Malgré l’existence d’un Plan d’Action National (PAN) pour la mise en œuvre de la Résolution 1325, Femme, Paix et Sécurité , adoptée par le Conseil de sécurité des Nations Unies, le gouvernement congolais peine à en assurer l’application effective. C’est ce que déplore Madame Solange Lwashiga, Coordonnatrice du Caucus des Femmes du Sud-Kivu et porte-parole honoraire du mouvement Rien sans les Femmes, dans une interview accordée à notre rédaction ce mardi 4 novembre 2025.
« Les autorités congolaises ne tiennent pas compte des besoins spécifiques des femmes dans les processus de paix.
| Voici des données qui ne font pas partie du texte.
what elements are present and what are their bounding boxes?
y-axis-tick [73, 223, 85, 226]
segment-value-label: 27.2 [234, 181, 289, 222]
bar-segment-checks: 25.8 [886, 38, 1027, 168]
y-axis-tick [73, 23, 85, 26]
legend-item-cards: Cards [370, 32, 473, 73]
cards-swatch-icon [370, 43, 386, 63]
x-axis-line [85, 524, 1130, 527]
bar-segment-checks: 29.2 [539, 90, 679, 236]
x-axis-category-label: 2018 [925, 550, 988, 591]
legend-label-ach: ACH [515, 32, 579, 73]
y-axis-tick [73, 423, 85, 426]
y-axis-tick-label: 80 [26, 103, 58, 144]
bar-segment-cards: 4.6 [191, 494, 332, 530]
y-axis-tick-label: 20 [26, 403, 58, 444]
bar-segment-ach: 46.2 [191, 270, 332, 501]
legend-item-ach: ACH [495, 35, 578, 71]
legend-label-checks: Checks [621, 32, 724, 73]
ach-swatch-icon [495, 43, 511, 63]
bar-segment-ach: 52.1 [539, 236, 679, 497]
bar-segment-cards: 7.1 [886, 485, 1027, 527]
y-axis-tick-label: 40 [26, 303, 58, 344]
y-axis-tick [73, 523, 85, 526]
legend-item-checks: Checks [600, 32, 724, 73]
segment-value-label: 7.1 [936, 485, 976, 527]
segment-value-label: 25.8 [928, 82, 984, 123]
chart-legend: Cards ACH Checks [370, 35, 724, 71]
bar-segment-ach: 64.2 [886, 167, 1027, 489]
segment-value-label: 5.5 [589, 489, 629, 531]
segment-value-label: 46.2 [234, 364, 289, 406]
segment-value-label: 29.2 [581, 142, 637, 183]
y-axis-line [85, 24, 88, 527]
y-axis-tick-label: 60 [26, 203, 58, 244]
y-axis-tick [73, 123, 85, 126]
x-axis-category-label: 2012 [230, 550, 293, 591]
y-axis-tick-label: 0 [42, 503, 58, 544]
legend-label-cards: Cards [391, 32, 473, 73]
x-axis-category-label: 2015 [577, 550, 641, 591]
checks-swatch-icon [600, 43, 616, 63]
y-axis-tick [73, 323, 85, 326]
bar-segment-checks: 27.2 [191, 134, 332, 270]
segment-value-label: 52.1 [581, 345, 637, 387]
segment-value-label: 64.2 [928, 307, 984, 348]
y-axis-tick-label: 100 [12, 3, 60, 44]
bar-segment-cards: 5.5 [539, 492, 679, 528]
Ce sont des processus politiques dominés par les hommes, les membres du gouvernement, les présidents. Même la jeune fille qui vend des oignons devrait avoir voix au chapitre dans les assises de paix, que ce soit à Doha ou à Washington », affirme-t-elle.
Un financement quasi inexistant
Par ailleur, elle pointe du doigt à un manque de financement pour le PAN R1325, aggravé par la réduction des aides internationales.
« Il y a des programmes qui ne seront pas exécutés faute de financement. Le gouvernement attend tout des partenaires internationaux, sans mobiliser ses propres ressources. C’est une faible volonté politique », regrette-t-elle.
Une vision trop centralisée de la parité
Elle critique également la focalisation des autorités sur la représentation des femmes uniquement au sein du gouvernement central.
« Le gouvernement parle de femmes dans les instances de décision, mais ne voit que le niveau central. Il oublie les provinces, les entreprises publiques, les écoles, les universités… même les marchés. À Kadutu, plus de 90 % des commerçants sont des femmes, mais ce sont des hommes qui dirigent le comité de marché. Les femmes paient les taxes sans participer à leur gestion. »
Elle dit reconnaître que le gouvernement agit, mais de manière insuffisante.
« Il devrait prendre la Résolution 1325 comme un cheval de bataille, investir un budget conséquent, la populariser et accorder un véritable espace aux femmes dans la gouvernance. »
Face aux défis, elle insiste sur l’importance du plaidoyer et de la mobilisation citoyenne.
« Nous avons des compétences et de l’expertise. Je consacre mon temps à sensibiliser les femmes dans les territoires sur leurs droits. Nous collaborons avec les médias, capitalisons nos forces et les opportunités pour faire connaître la Résolution 1325. »
Elle cite l’exemple de Maître Néné Bintu, Présidente du Bureau de Coordination de la société civile du Sud-kivu, qui a récemment porté la voix des femmes congolaises jusqu’en France.
Relèvement en période de conflit, un défi oublié
Madame Solange Lwashiga, rappelle que l’Est de la RDC est toujours en situation de conflit, malgré les discours de post-conflit.
« Le tissu social est détruit, le tissu économique aussi. Les femmes n’ont pas accès aux soins. Celles qui échappent aux balles ou au viol meurent chez elles faute de structures sanitaires de proximité. Le relèvement sanitaire n’est pas pris en compte dans le PAN 1325. »
Un plan ambitieux, mais sans moyens
Le premier plan comportait dix axes stratégiques. Pourtant, selon elle, l’échec de sa mise en œuvre est principalement dû à l’absence de financement national.
« Avec toutes les richesses du pays, le gouvernement n’a rien investi. On regarde vers l’international au lieu de mobiliser les ressources nationales. C’est comme si, parce que cela concerne les femmes, on ne veut pas y mettre de l’argent. »
il faut s’informer pour revendiquer
En conclusion, Madame Solange lance un appel aux femmes congolaises:
« On ne peut pas refuser ce qu’on ne connaît pas. Il faut accueillir celles qui viennent vous parler de vos droits, de la Résolution 1325, même sans financement. La pauvreté ne doit pas nous empêcher de nous informer. » a-t-elle conclut.